Hardware checkpointing system

Information

  • Patent Application
  • 20070038891
  • Publication Number
    20070038891
  • Date Filed
    August 12, 2005
    19 years ago
  • Date Published
    February 15, 2007
    17 years ago
Abstract
A method and a system for recovering a computing system's hardware state. In one embodiment the method includes simulating a removal of a hardware device from a bus of the computing system, simulating the replacement of the hardware device onto the bus and executing a configuration program for the computing system. In another embodiment the removal of the hardware device from the bus is simulated following a detection of a fault in the computing system. In another embodiment the simulating of the removal of the hardware device from the bus includes modifying a list of hardware devices connected to the bus by removing the hardware device from the list.
Description
FIELD OF INVENTION

The invention relates to computer systems and more specifically to checkpointing of computer systems.

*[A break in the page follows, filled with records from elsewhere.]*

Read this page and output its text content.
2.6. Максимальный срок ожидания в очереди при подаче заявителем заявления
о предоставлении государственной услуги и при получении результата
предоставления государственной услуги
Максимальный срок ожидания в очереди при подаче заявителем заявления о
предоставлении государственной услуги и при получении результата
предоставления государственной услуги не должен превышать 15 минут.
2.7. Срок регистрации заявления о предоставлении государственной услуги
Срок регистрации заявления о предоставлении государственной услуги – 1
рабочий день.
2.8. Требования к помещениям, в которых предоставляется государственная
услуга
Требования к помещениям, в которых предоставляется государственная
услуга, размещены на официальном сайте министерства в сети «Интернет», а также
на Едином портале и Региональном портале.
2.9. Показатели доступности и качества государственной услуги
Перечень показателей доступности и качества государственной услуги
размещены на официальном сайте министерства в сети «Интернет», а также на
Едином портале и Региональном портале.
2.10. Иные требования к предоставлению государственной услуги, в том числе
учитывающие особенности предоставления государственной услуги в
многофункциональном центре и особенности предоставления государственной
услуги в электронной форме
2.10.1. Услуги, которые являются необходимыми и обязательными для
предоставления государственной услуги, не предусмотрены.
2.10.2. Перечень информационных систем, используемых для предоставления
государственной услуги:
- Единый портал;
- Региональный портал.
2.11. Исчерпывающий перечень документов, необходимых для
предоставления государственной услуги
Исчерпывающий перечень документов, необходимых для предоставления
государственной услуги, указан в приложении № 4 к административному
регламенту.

BACKGROUND OF THE INVENTION

Most faults encountered in a computer system are transient or intermittent in nature, exhibiting themselves as momentary glitches. However, since transient and intermittent faults can, like permanent faults, corrupt data that is being manipulated at the time of the fault, it is necessary to record periodically a recent state of the computer system to which the computer system can be restored following the fault. Such periodic a recordation of recent computer states is termed “checkpointing”.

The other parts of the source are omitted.